Ахенский конгресс. Пятерной союз.Меттерних был далеко не так энергичен в деле применения на практике своих принципов, как в их теоретическом обосновании. За теоретиком скрывался государственный деятель. Государственный человек пользовался теоретиком, но сам не только отказывался ему служить, но и подчинял его себе всякий раз, когда этого требовали эгоистические интересы. Это с особенной ясностью обнаружилось в 1818 году, когда предстояло открытие Ахейского конгресса и выработка его программы. По правде сказать, конгресс этот был не из тех, что должны были основываться на новых принципах. Началом своим этот конгресс восходил к Священному союзу, но не им он был вызван к жизни. Он являлся в некотором смысле продолжением дебатов, открывшихся в 1815 году в Париже, и был как бы эпилогом к трактату 20 ноября. В интересах европейской безопасности и в интересах упрочения Бурбонов Франция была оккупирована иностранными войсками. Могла ли эта оккупация закончиться без всяких затруднений в 1818 году, или же ее следовало продолжить до крайнего срока, предусмотренного трактатом, т. е. до истечения полных пяти лет? В этом — по крайней мере на взгляд Меттерниха — заключался единственный вопрос, подлежавший обсуждению союзных монархов.

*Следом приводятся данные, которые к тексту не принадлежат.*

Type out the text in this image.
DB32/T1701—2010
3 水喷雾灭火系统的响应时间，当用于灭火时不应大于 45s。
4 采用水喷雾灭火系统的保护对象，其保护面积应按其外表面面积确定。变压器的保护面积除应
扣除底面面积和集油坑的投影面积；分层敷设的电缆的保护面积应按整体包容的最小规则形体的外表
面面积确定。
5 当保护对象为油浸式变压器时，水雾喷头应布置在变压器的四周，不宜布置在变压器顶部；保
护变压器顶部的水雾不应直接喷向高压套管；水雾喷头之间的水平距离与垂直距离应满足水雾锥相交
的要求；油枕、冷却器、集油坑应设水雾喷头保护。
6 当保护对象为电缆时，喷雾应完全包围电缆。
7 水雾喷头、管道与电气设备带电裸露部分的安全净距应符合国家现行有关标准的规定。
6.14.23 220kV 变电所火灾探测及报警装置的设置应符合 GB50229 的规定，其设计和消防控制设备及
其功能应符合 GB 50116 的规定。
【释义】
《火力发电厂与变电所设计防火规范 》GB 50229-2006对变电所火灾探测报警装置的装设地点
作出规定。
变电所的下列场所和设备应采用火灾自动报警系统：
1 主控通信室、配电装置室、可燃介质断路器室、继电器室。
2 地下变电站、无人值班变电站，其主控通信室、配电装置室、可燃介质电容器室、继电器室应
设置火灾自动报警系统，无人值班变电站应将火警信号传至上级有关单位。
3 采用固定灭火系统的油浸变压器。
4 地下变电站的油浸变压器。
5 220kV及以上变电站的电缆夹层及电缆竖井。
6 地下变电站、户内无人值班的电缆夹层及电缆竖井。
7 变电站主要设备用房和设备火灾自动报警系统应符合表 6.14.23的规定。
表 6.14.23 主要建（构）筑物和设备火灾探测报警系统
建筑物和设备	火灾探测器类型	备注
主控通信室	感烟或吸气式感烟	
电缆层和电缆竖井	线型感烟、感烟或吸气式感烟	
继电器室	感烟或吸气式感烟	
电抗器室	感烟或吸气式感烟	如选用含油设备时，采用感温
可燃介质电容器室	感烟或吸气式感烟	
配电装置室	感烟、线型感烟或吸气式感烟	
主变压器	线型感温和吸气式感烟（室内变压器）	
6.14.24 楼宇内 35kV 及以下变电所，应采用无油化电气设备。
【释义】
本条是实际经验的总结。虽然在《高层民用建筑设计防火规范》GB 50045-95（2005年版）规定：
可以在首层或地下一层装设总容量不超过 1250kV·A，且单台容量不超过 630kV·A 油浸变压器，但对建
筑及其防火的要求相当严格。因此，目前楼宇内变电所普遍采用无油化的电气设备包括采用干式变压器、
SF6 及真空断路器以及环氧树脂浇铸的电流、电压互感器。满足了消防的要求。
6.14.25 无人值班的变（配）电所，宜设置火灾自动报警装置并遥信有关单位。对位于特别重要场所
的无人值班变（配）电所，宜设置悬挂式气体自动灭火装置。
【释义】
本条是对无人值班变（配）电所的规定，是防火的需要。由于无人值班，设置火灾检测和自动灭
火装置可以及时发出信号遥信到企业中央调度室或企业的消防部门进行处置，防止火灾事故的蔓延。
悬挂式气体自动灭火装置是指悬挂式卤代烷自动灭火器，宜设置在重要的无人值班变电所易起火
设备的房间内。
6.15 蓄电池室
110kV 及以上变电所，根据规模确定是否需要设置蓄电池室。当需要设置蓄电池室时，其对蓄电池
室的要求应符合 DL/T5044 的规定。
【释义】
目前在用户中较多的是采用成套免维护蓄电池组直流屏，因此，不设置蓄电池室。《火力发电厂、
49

Царь хотел гораздо более широкой программы. Ему принадлежала инициатива конгресса; ему хотелось, чтобы этот конгресс был чем-то вроде нового Венского конгресса и чтобы в нем приняли участие представители всех монархов — как крупных, так и мелких. В особенности ему хотелось пригласить туда представителей испанского короля, который в 1817 году обратился к Священному союзу с просьбой о помощи против возмутившихся подданных своих южно-американских колоний. Эта перспектива не могла улыбаться англичанам, которым освобождение испанских колоний открывало огромный рынок для сбыта промышленных продуктов, — рынок тем более важный, что континентальная блокада, заставившая Европу искать в своей собственной индустрии средства для удовлетворения своих потребностей, отчасти отняла у Англии континентальный рынок. Для того чтобы создать противовес внушавшему ему опасения франко-русскому сближению, Меттерних нуждался в союзе с Англией; поэтому он готов был дать удовлетворение английским желаниям. С другой стороны, он опасался, чтобы Франция, как это случилось в 1815 году в Вене, не окружила себя свитой из представителей второстепенных государств, если им позволено будет фигурировать на конгрессе, и чтобы она, только что снова допущенная к участию в концерте европейских держав, не нарушила во второй раз существующего между ними согласия. Однако Меттерниху, не имевшему возможности говорить царю о своих опасениях касательно франко-русского сближения, удалось убедить его в вескости последних соображений. Но он все-таки добился постановления, гласившего, что рассмотрению подвергнутся на конгрессе только французские дела. Контрреволюция не была для него предметом вывоза.